# Picture that could score me a season pass!



## snowklinger (Aug 30, 2011)

fuck off skier


----------



## Lexstar828 (Dec 5, 2013)

I'm at the top left with a snowboard. Don't have to be a dick


----------



## Lexstar828 (Dec 5, 2013)




----------



## BurtonAvenger (Aug 14, 2007)

Fuck off spammer skier!


----------



## Lexstar828 (Dec 5, 2013)

Damn, so original. Seems like You've spent too much time starring at the screen to notice the difference. Fckn basher


----------



## Unkept Porpoise (Aug 15, 2013)

Get outta here you skier! your kind isn't welcome round here!!


----------



## Donutz (May 12, 2010)

It occurs to me that these contest spammers may not be reading the "Posting Surveys and Advertising" FAQ since they don't think it applies.

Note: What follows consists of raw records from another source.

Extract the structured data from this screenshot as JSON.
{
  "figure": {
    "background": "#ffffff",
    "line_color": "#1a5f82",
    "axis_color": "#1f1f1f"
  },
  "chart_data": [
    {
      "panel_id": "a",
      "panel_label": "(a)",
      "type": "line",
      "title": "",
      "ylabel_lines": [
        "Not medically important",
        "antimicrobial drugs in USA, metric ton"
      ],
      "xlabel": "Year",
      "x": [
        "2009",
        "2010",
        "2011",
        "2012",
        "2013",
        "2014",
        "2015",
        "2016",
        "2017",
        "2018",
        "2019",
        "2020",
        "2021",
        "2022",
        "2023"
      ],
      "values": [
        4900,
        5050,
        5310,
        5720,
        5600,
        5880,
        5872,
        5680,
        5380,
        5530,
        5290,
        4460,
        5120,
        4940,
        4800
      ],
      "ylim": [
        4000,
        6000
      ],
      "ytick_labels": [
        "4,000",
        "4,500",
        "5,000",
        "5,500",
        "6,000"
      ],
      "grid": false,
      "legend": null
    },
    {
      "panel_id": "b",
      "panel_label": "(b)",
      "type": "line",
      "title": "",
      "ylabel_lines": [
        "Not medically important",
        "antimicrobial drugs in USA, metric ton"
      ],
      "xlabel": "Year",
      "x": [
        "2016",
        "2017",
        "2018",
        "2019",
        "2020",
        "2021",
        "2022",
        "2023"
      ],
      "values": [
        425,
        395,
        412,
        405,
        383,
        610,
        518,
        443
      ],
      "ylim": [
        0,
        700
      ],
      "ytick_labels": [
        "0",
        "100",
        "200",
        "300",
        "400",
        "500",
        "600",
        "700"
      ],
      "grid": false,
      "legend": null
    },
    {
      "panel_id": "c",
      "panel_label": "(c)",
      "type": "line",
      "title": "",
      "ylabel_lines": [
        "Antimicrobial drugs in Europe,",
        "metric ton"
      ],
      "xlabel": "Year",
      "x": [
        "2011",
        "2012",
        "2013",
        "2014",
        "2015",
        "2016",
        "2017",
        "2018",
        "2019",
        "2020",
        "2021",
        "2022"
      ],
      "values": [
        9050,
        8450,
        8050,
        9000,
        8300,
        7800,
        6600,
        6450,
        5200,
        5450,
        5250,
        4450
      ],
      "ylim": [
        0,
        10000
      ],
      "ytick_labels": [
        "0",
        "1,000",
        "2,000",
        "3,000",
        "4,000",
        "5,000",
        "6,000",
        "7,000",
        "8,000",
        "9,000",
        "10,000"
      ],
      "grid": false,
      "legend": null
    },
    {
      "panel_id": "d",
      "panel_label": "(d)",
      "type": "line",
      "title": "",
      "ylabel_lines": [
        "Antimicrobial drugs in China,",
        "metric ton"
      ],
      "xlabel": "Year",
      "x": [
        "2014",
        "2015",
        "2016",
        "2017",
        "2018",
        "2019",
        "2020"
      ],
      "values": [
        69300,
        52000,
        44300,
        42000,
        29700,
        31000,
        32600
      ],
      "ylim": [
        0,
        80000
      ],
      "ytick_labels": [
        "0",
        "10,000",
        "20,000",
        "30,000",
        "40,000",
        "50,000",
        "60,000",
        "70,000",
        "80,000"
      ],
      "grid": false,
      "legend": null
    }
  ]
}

So I've added a new section under "Member Guidelines". 

http://www.snowboardingforum.com/welcome-new-riders-new-members/84537-member-guidelines.html


----------



## trapper (Jan 15, 2013)

Donutz said:


> It occurs to me that these contest spammers may not be reading the "Posting Surveys and Advertising" FAQ since they don't think it applies. So I've added a new section under "Member Guidelines".
> HI
> http://www.snowboardingforum.com/welcome-new-riders-new-members/84537-member-guidelines.html


No, no I'm sorry the correct answer is "fuck off skier".


----------



## linvillegorge (Jul 6, 2009)

Lexstar828 said:


>


That bottom left picture needs to be in every style/steeze thread all these kids post around here. Kids, that's how NOT to do style/steeze.

I hope 828 doesn't stand for the area code. WNC is a great place.


----------



## mojo maestro (Jan 6, 2009)

trapper said:


> No, no I'm sorry the correct answer is "fuck off skier".


Hilariousness..........


----------



## slyder (Jan 18, 2010)

regardless of you being a skier 

how the hell do you think any of those shitty photos have a chance in hell to win. I could teach my dog to do that and still take a better pic then you have there :eusa_clap:


----------



## Donutz (May 12, 2010)

mojo maestro said:


> Hilariousness..........


Well, he ain't wrong.


----------



## snowklinger (Aug 30, 2011)

slyder said:


> regardless of you being a skier
> 
> how the hell do you think any of those shitty photos have a chance in hell to win. I could teach my dog to do that and still take a better pic then you have there :eusa_clap:


Thanks Sly!

New background screen!


----------



## hardasacatshead (Aug 21, 2013)

slyder said:


> regardless of you being a skier
> 
> how the hell do you think any of those shitty photos have a chance in hell to win. I could teach my dog to do that and still take a better pic then you have there :eusa_clap:


This will take pride of place in the next "Am I doing a method?" thread.


----------



## andrewdod (Mar 24, 2013)

Heres a video thatll win you a contest too!

http://youtu.be/IAypG65Hp-A


----------